Tras analizar los datos de 550 hombres y mujeres británicos mayores de 40 años sobre su consumo semanal de alcohol y su rendimiento cognitivo durante 30 años (de 1985 a 2015), tomando en cuenta factores como la edad, el sexo, la educación, si eran o no fumadores, vida social e historial médico, los investigadores descubrieron que el consumo del alcohol atrofiaba el hipocampo, una zona que afecta la memoria.
Además, el estudio reveló que el alcohol reduce la capacidad del lenguaje —calculada a partir del número de palabras pronunciadas por minuto pertenecientes a una misma categoría o comenzadas con una determinada letra— y la cantidad de materia blanca, fundamental para desarrollar las capacidades cognitivas.
Sobre ello, la coautora de la investigación Anya Topiwala, reveló que aquellos que reportaron mayores niveles de consumo de alcohol tuvieron un hipocampo más reducido, con un efecto mayor en el lado derecho de la cerebro.
“Sabíamos que beber mucho durante largos períodos de tiempo era malo para la salud del cerebro, pero no lo sabíamos a estos niveles”, subrayó.

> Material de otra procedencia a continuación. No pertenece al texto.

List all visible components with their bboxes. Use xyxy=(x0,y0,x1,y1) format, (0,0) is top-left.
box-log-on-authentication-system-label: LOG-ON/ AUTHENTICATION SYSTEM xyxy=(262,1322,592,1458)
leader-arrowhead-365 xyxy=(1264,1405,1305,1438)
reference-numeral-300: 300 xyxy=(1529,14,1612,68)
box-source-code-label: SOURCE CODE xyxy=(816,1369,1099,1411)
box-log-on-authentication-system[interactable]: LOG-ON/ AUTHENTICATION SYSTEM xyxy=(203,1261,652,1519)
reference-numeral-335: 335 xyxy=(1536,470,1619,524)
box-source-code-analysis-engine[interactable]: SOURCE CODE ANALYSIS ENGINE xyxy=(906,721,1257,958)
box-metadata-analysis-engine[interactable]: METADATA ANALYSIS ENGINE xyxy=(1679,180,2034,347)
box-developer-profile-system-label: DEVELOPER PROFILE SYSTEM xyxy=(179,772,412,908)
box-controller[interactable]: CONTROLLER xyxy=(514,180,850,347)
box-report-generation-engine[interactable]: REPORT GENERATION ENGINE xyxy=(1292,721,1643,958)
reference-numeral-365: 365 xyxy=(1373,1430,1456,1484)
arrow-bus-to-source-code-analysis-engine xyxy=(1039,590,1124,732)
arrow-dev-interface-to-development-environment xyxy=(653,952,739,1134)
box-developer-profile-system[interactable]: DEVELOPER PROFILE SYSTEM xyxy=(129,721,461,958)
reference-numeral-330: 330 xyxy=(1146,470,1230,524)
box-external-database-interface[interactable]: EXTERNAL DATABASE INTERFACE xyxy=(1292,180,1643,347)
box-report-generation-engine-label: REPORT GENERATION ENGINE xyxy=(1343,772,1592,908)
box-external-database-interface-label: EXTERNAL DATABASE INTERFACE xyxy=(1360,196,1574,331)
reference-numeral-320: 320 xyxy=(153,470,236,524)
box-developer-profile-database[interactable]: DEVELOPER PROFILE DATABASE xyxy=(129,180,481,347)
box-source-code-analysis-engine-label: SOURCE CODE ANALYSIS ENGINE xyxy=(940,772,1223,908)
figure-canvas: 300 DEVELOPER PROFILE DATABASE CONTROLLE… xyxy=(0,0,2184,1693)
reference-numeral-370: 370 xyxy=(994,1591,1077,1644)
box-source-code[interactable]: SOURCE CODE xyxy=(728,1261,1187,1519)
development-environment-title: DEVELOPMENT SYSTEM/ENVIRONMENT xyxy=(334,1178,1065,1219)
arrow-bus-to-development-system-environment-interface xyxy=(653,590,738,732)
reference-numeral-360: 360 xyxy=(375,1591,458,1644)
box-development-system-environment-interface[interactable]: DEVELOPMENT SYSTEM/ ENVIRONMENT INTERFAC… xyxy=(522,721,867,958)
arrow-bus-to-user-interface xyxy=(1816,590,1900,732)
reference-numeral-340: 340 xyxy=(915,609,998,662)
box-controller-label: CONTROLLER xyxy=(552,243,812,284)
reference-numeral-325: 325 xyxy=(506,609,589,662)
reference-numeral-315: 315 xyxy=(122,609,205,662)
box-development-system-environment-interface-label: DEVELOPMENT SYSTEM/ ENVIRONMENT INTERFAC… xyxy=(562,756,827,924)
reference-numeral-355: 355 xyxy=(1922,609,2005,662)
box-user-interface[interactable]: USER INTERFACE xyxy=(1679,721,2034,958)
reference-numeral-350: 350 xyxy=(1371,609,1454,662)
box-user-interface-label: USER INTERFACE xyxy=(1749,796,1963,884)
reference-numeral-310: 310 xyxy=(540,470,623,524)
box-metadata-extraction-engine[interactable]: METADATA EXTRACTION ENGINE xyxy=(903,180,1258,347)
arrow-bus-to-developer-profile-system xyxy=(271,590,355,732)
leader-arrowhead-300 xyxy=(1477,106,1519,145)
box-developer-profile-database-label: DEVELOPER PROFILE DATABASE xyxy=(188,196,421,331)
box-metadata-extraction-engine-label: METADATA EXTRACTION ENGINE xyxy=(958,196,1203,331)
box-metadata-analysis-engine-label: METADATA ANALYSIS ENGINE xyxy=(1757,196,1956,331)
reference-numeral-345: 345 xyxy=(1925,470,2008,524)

Detalló que las personas que bebían más de 30 unidades a la semana se encontraban en el riesgo más alto en comparación con los abstemios, incluso aquellos que bebían moderadamente (14-21 unidades por semana) tenían tres veces más probabilidades de tener atrofia del hipocampo en comparación con los que no consumían nada.
El mayor consumo también se asoció con una menor integridad de la sustancia blanca (crítica para el funcionamiento cognitivo eficiente) y un descenso más rápido de la fluidez del lenguaje (cuántas palabras que comienzan con una letra específica se pueden generar en un minuto).
Pese a los resultados, los autores detallaron que se trata de un estudio observacional por lo que no se pueden sacar conclusiones firmes de la causa y efecto, sin embargo, sí puede tener “importantes implicaciones potenciales”.